Usually in such instances one can simply defer to the professionals, but in the case of childhood behavioral maladies we lack the consensus of opinion to render that recourse viable. The problem begins with the fact that kids will by definition sometimes come in an unruly package. Defining when that unruliness crosses a line to pathology poses problems even for professionals, let alone putting a name on the transgression, given the resemblances among the identifiable disorders, and the genetic relatedness of some. Autism and ADHD, for instance, share a chromosomal allele.
The plot thickens when we add medications to the story, for to some battered parents and teachers they seem to offer that elusive quark, the “quick fix.” And here some professionals object with many layfolk that we use too many meds too freely. Perhaps; and no wonder, since some really work, or seem to, or do for a time before our systems acclimate to them—the case with Ritalin, the wonder-drug of ADHD.
But at this point the story can get weird. Some argue that the alleged fact of ADHD’s or autism’s over-diagnosis—I have heard this case made by professionals particularly with reference to ADHD—suggests that the disorder really does not exist. I suppose Psychology Departments leave the teaching of logic to Philosophy Departments, but such thinking has serious ramifications for those who have a truly clinical case of whatever behavioral nexus we might consider.
I have gone through a couple of diagnoses as an adult—ADHD and manic-depressive illness, or bipolar disorder—that both illuminate and confuse the issue. The fact that doctors and other professionals find these disorders hard to diagnose, or may get stuck in a one-size-fits-all diagnostic rut or fad, does not eliminate the pain of those so diagnosed, the pain the meds can and often do ameliorate.
Often.
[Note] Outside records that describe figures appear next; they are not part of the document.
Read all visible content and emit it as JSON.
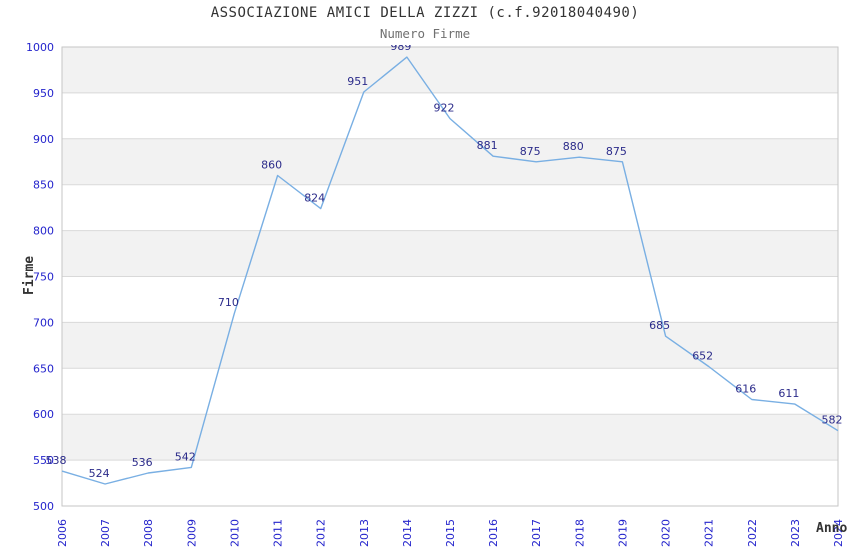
{
  "title": "ASSOCIAZIONE AMICI DELLA ZIZZI (c.f.92018040490)",
  "subtitle": "Numero Firme",
  "chart_data": {
    "type": "line",
    "title": "ASSOCIAZIONE AMICI DELLA ZIZZI (c.f.92018040490)",
    "subtitle": "Numero Firme",
    "xlabel": "Anno",
    "ylabel": "Firme",
    "x": [
      2006,
      2007,
      2008,
      2009,
      2010,
      2011,
      2012,
      2013,
      2014,
      2015,
      2016,
      2017,
      2018,
      2019,
      2020,
      2021,
      2022,
      2023,
      2024
    ],
    "values": [
      538,
      524,
      536,
      542,
      710,
      860,
      824,
      951,
      989,
      922,
      881,
      875,
      880,
      875,
      685,
      652,
      616,
      611,
      582
    ],
    "ylim": [
      500,
      1000
    ],
    "ytick_step": 50,
    "grid": true,
    "legend_position": "none",
    "colors": {
      "line": "#79afe3",
      "point_label": "#2b2b8a",
      "tick_label": "#2424cc",
      "band_fill": "#f2f2f2",
      "gridline": "#d9d9d9",
      "plot_border": "#c6c6c6",
      "title_text": "#333333",
      "subtitle_text": "#707070",
      "axis_title_text": "#333333"
    }
  }
}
Not always. I remember Prozac as though through a cloud of jello, and Depakote as a ruthless secretary re-filing the folders of my brain at painful will one weekend. Wellbutrin helped my depression but probably made me manic, or rather facilitated the emergence of a manic episode that cost me a career I had worked very hard to nurture. So, no, think not of all meds as benign for all patients. In the trial-and-error world of medicating, one claims universal efficacy for a drug at the risk of one’s reputation for sanity.
On the other hand, once having established that I do not tolerate lithium—it nearly killed me—my new combination of meds works quite well. I could have given up after lithium, but so could the mother of a child mentioned in the CNN segment, until she found the right professional with right answer for her child after he had received the supposed death sentence of severe autism. Instead she found a doctor who diagnosed the child as having ADHD, and successfully medicated him.
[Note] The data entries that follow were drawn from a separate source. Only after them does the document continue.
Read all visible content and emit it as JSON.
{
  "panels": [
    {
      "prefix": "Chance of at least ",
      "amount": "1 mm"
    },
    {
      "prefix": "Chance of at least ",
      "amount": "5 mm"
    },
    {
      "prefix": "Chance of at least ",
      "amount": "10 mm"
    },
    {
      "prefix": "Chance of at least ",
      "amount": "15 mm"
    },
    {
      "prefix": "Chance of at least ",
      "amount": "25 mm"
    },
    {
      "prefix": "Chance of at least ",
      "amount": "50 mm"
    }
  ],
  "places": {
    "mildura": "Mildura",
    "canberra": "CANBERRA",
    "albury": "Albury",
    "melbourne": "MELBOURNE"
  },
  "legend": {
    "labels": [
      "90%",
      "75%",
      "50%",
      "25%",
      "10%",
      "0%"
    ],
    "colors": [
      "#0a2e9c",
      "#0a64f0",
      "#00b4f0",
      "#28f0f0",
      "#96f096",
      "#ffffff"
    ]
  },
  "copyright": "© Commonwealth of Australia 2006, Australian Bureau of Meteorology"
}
Health professionals forget at their peril—and their patients’—that they have lives in their hands, not classroom abstractions. And we forget that though diagnostic fads no doubt live longish and prosper, to dismiss the diagnosis as such misses the point: that some of us need some version of it at some time in our lives to flourish. Punish those who give out Ritalin as candy, but remember that the diagnosis of ADHD did not develop in a first-grade classroom, but in the practices of those who know something whereof they speak, and have the compassion to persist through their mistakes.